08 March 2021 | News
Singapore scientists discover that asymptomatic SARS-CoV-2 infected individuals don’t have weak antiviral immunity; on the contrary, they mount a highly functional virus-specific cellular immune response
Photo Credit: Freepik
Even though they show no signs of COVID-19, people with asymptomatic infections mount a virus-specific T-cell immune response, scientists at Duke-NUS Medical School and NUS Saw Swee Hock School of Public Health, Singapore, reported in the Journal of Experimental Medicine. The study findings show that these people produce a robust virus-specific T-cell response, which, in combination with antibodies, protects them from developing severe COVID19 disease.
To effectively fight off SARS-CoV-2, the immune system depends on both antibodies and T cells, a type of white blood cell, which work together to eradicate the virus. However, little was known about virus-specific T cells in asymptomatic patients.
Researchers selected the asymptomatic individuals from a group of male workers living in a densely populated dormitory in Singapore where SARS-CoV-2 was actively spreading. The symptomatic patients were selected from cohorts of hospitalised COVID-19 patients with mild to severe symptoms, collected and studied by the Singapore General Hospital, National University Hospital and National Centre for Infectious Diseases. By using a test called rapid whole blood T-cell activation assay, they were able to study both the quantity and characteristics of the T-cell response, providing a snapshot of the cellular immunity of both groups.
The study, done in collaboration with Assistant Professor Clarence C. Tam from the NUS Saw Swee Hock School of Public Health, compared the T-cell response in 85 asymptomatic and 75 symptomatic patients who were infected with SARS-CoV-2 around the same time.
The team found that the frequency of T cells recognising different viral proteins of SARS-CoV-2 was similar in both asymptomatic individuals and COVID-19 patients.

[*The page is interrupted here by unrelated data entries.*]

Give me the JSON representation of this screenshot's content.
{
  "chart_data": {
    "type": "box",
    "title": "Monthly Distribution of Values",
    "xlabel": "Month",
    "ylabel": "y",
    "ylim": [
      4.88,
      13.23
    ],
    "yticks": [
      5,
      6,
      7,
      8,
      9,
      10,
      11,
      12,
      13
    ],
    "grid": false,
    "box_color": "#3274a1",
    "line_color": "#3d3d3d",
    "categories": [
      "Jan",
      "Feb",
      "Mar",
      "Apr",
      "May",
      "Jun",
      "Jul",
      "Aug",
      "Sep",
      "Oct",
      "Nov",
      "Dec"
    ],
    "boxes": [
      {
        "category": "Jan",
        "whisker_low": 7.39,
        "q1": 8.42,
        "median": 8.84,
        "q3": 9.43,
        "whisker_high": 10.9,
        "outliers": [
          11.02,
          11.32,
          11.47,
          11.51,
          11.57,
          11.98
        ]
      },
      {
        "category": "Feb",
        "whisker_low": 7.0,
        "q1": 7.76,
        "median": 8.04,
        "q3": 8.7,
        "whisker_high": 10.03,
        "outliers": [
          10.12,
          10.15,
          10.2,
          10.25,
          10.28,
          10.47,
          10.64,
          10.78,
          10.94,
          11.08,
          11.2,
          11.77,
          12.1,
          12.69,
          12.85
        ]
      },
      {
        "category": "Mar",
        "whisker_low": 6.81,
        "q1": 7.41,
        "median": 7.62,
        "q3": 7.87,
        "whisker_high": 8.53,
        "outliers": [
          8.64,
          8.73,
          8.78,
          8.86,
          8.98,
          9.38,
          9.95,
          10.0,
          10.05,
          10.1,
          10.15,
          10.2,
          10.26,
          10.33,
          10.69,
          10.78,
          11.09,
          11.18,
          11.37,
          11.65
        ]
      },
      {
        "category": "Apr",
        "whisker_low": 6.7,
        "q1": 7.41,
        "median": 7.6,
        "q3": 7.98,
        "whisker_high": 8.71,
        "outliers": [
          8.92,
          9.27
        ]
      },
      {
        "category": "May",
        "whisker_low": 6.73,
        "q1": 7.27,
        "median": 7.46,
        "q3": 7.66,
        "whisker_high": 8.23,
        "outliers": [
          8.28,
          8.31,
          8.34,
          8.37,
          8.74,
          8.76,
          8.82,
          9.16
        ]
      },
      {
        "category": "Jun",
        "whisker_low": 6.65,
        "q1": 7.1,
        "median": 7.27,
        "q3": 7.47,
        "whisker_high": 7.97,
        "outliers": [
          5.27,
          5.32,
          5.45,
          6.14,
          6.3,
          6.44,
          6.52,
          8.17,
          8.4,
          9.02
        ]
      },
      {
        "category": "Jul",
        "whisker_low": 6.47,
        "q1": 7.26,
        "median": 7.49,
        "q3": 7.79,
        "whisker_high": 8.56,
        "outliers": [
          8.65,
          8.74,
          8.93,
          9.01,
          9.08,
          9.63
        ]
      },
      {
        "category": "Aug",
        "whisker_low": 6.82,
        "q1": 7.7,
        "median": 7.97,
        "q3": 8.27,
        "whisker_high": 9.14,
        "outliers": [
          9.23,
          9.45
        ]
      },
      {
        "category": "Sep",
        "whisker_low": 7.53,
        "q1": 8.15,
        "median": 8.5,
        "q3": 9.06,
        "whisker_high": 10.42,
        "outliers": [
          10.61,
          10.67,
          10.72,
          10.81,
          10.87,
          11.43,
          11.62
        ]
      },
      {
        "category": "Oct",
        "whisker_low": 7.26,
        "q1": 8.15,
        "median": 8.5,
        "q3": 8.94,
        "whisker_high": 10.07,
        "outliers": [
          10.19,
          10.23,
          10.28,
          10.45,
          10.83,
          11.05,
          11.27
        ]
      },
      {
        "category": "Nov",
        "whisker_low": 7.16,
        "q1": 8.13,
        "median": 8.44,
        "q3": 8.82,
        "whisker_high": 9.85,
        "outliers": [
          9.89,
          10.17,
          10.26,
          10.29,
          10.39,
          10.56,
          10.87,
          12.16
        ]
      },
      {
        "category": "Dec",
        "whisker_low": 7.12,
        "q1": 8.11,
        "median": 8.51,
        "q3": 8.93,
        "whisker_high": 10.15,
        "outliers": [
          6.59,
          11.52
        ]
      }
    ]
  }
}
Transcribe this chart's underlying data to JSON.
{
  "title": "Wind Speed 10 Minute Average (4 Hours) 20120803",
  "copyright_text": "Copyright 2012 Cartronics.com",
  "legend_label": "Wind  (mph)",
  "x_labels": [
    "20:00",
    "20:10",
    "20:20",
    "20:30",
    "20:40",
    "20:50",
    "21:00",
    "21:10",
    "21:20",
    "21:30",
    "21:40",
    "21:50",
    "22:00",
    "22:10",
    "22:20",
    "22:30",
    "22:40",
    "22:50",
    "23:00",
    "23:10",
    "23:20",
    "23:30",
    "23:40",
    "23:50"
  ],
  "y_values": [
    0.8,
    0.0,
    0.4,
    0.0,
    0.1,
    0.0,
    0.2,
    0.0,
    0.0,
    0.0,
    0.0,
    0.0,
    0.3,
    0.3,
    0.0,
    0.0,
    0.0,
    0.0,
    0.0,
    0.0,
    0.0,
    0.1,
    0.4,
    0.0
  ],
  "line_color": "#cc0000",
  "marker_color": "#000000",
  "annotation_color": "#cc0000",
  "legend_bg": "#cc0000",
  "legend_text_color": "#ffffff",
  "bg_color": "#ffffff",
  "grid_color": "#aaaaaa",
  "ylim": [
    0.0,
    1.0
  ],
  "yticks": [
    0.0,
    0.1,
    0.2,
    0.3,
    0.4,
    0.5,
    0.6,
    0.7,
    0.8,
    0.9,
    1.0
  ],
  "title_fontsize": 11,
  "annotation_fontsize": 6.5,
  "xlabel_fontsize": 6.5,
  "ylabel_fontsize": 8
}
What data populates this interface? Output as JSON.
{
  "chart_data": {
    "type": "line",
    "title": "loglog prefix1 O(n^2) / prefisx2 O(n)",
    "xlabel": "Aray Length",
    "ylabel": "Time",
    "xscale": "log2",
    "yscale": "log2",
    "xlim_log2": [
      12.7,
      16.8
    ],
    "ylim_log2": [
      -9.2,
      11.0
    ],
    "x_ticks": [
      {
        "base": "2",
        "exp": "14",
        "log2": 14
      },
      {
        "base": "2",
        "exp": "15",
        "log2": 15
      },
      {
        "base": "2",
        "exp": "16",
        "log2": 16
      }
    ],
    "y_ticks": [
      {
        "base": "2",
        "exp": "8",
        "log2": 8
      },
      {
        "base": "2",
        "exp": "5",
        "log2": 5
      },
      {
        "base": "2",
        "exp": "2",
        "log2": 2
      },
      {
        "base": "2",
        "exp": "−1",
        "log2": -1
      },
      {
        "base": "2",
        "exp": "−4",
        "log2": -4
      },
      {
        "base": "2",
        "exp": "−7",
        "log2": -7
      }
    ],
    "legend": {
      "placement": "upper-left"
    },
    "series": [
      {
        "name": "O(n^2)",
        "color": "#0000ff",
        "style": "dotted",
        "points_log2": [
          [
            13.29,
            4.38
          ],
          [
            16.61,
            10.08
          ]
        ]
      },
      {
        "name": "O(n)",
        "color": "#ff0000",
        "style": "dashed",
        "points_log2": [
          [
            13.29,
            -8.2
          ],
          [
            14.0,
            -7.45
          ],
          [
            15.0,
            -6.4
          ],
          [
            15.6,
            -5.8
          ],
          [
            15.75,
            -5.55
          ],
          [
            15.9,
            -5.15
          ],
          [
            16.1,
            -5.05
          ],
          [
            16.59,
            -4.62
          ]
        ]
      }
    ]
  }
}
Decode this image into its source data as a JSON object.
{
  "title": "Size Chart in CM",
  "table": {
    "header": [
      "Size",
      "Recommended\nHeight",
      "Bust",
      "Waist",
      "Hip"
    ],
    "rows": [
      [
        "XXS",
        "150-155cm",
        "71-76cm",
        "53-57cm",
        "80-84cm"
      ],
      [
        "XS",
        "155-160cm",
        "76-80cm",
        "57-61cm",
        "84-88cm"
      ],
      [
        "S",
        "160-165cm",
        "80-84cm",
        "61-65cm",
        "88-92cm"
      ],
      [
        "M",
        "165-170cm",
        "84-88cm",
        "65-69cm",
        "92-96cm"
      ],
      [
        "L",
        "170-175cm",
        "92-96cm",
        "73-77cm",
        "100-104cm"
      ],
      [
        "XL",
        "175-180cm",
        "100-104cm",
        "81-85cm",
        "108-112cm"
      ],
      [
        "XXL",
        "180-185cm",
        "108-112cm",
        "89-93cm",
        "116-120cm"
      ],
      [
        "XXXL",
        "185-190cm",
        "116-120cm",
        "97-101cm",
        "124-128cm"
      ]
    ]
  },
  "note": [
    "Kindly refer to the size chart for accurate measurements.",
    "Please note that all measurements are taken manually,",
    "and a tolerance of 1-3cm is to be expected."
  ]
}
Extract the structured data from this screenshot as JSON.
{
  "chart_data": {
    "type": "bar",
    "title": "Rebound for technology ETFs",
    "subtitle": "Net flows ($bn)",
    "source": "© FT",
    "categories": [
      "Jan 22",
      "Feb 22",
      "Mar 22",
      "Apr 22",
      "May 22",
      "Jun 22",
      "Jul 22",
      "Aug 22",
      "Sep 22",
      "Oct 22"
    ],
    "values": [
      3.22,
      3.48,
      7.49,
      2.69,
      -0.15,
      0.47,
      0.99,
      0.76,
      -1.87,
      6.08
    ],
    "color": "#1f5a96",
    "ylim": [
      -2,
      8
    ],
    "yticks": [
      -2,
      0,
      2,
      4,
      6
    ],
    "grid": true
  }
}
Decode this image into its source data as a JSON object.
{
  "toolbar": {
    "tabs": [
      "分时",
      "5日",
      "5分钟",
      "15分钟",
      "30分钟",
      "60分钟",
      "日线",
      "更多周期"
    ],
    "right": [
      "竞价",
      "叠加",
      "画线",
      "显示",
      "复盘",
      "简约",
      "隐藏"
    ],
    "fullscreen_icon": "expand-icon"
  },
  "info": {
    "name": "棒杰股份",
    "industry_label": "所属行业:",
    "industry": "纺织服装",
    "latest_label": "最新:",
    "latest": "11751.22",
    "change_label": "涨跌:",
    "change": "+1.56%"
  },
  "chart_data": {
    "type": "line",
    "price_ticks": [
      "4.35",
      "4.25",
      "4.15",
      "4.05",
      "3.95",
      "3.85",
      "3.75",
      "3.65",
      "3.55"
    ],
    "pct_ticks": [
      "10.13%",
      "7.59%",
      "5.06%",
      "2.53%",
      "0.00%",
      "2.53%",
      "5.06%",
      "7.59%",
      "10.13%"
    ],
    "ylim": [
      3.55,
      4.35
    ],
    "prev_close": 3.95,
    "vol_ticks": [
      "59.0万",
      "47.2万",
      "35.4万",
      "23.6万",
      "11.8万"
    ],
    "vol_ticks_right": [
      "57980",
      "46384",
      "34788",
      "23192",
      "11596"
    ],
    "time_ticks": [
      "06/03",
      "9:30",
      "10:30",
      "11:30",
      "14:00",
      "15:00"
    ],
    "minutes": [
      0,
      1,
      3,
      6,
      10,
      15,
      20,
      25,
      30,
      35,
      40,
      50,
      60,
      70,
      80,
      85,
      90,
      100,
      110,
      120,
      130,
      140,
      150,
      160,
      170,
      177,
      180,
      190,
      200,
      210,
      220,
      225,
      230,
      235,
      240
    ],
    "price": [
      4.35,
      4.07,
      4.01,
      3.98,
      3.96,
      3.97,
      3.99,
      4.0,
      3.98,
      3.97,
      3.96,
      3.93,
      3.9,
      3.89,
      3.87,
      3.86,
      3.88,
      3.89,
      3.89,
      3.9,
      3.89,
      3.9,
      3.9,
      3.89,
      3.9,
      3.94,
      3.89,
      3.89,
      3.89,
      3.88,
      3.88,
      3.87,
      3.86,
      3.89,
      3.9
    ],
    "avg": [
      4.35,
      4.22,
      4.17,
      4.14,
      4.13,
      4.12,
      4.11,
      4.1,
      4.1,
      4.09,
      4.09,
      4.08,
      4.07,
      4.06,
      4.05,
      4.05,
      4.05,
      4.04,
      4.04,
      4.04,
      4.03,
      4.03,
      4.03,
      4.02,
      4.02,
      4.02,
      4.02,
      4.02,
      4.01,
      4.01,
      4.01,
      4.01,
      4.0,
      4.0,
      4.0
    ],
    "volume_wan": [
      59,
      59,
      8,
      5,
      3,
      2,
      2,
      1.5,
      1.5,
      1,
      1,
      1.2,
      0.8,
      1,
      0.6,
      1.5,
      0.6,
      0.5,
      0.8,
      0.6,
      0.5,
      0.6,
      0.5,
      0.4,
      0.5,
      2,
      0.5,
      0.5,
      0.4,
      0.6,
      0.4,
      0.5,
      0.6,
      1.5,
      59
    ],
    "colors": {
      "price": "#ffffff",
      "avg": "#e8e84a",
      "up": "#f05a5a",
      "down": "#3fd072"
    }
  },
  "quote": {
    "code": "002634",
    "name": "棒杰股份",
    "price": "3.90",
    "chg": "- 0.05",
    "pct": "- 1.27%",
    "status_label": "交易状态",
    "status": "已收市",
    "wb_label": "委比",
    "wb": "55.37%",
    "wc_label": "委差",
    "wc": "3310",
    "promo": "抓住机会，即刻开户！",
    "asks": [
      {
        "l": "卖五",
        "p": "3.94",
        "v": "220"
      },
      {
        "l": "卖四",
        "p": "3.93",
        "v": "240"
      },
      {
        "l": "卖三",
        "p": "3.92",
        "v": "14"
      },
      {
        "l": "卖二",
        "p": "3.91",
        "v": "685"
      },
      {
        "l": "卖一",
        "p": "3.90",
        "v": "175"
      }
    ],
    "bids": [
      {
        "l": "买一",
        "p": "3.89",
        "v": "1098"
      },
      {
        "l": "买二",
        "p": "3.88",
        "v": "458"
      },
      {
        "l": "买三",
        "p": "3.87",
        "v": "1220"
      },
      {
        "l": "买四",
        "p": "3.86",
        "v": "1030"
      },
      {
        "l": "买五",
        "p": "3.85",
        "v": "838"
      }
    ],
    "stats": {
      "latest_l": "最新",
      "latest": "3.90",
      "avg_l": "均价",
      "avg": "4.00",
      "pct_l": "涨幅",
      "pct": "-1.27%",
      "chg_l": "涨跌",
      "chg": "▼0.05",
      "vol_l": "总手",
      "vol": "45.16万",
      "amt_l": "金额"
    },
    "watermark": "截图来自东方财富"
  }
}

Yet, their features differed: those patients who were asymptomatic produced higher quantities of IFN gamma and IL-2, which are important for viral control.
This study will hopefully spur greater investment in ways to facilitate and scale T cell analysis so that it, along with antibodies, can become part of any first-line immune response assessment,” said Professor Patrick Casey, Senior Vice-Dean for Research at Duke-NUS.